There are some things that helicopter pilots do that are just not smart.
For example the pilot of a Robinson R22 Beta landed in a field to pick up some equipment and while he was there he decided to hot refuel. The pilot’s father drove a pickup truck equipped with an auxiliary fuel tank under the rotor disk of the running helicopter to accomplish the refueling. The pilot said he stayed at the controls of the helicopter and a wind gust caused the main-rotor blades to flex down, striking the top of the truck. Although no one was injured, the helicopter rolled to the right and into the truck resulting in structural damage to the helicopter. At the time this happened winds were reported from 170 degees at 18 knots, gusting to 25.

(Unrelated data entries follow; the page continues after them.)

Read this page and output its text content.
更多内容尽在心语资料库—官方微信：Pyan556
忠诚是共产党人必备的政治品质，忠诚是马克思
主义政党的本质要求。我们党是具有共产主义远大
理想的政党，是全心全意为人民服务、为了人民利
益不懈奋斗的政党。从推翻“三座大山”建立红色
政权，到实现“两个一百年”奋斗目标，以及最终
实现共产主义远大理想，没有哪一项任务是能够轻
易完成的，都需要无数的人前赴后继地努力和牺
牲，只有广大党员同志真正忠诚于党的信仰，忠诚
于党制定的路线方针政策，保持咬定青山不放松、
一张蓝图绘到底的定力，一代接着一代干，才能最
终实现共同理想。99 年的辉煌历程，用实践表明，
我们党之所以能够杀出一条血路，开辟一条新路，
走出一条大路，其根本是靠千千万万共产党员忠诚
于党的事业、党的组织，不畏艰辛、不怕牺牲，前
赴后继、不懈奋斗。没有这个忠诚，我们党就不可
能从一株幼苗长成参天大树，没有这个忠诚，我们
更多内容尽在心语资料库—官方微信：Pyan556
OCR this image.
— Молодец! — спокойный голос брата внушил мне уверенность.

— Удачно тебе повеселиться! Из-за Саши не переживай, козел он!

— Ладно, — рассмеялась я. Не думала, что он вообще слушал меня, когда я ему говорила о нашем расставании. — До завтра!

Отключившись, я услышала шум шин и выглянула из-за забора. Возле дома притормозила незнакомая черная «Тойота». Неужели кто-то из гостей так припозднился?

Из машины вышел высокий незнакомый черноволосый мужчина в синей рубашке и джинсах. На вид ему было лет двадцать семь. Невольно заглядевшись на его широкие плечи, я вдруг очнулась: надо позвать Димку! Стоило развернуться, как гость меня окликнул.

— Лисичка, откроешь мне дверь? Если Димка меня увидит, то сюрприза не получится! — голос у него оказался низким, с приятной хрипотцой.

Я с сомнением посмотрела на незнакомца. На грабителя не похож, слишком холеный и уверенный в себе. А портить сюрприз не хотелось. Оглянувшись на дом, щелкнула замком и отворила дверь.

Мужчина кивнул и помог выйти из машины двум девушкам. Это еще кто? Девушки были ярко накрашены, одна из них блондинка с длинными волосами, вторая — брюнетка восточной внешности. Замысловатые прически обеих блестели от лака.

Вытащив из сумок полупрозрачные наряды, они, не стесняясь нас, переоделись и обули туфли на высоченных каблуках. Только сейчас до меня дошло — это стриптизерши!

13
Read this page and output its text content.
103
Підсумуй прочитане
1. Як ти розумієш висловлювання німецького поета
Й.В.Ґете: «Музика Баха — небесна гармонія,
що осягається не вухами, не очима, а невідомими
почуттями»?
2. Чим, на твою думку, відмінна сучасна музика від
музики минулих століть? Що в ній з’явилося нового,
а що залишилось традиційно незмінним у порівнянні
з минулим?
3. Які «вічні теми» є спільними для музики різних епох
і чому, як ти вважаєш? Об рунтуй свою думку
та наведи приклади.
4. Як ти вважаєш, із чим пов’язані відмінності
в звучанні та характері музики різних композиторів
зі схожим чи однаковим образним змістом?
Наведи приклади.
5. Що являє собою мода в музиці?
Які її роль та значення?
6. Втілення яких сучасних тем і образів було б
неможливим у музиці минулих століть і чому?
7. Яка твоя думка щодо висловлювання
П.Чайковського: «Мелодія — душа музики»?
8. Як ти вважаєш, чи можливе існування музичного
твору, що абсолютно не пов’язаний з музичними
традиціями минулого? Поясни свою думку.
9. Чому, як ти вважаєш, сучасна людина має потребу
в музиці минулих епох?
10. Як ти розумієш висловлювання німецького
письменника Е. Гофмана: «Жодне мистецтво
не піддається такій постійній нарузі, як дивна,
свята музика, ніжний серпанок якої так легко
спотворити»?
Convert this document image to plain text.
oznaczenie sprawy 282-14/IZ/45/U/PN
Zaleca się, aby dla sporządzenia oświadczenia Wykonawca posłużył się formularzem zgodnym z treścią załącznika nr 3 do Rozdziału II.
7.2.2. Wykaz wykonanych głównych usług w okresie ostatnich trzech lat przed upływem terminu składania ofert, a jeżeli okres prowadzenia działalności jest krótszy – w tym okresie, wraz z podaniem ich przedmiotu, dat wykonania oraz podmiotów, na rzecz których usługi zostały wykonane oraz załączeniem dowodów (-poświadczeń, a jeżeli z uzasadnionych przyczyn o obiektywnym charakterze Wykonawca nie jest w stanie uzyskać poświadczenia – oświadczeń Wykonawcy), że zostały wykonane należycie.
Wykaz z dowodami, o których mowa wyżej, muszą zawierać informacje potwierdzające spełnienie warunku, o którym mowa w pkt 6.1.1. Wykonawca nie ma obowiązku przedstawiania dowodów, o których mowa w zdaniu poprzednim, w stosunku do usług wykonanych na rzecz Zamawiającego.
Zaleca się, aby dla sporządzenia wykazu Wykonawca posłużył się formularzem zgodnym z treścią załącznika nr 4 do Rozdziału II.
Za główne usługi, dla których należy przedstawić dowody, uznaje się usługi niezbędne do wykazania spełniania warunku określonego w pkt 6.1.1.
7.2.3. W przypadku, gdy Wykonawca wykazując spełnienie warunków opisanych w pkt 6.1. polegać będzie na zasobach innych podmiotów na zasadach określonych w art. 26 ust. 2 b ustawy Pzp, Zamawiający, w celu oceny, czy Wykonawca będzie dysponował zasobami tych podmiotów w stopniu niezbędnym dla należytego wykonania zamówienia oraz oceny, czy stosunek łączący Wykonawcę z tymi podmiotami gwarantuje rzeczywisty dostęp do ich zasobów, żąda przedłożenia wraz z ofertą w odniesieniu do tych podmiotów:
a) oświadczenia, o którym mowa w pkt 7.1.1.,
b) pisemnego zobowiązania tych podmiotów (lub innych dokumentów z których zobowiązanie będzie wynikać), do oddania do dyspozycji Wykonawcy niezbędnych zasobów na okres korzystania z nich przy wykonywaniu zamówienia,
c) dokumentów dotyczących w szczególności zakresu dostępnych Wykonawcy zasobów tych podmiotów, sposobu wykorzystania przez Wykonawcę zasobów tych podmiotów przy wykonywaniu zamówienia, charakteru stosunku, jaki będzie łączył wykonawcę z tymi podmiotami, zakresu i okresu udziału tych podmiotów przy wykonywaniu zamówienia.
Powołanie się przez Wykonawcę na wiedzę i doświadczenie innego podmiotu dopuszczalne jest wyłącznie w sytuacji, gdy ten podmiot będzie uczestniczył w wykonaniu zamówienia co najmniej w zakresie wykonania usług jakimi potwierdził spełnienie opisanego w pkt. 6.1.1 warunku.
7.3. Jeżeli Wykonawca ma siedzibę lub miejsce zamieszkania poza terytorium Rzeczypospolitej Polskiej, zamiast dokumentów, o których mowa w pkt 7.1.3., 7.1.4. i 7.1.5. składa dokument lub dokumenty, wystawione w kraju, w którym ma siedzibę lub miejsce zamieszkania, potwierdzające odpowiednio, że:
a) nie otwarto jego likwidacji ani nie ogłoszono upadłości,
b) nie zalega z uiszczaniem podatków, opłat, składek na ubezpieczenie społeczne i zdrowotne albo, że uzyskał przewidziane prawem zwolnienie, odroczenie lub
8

Another bad idea is leaving the cockpit while the engine is running and the rotor system is spinning. That’s how a pilot damaged an Enstrom 280X after landing in a corn field and getting out of the helicopter. In an interview with the NTSB, the pilot stated a gust of wind appeared and the main rotor severed the tail boom.
Another pilot preparing to lift-off in an S76 noticed a “door unsecured” indication on the instrument panel for the left cabin door. He brought the engines to idle and exited the cockpit to check the door. He re-closed the door and returned to the cockpit. However, the door open annunciation came on again. He then left the cockpit two or three times to deal with the door. He did not recall retarding the engine power control levers to ground idle before leaving the cockpit the final time.
The wheel-equipped helicopter started to move as the pilot was returning to the cockpit. He told the NTSB it was moving toward the edge of the elevated helipad. He managed to climb into the cockpit, but before he could regain control, the helicopter was on its side.
I can remember several times getting ready to depart and then realizing that I needed to check or do something. It is very tempting to just friction down the flight controls and get out. However, every time I consider doing that I think of what has happened to other pilots.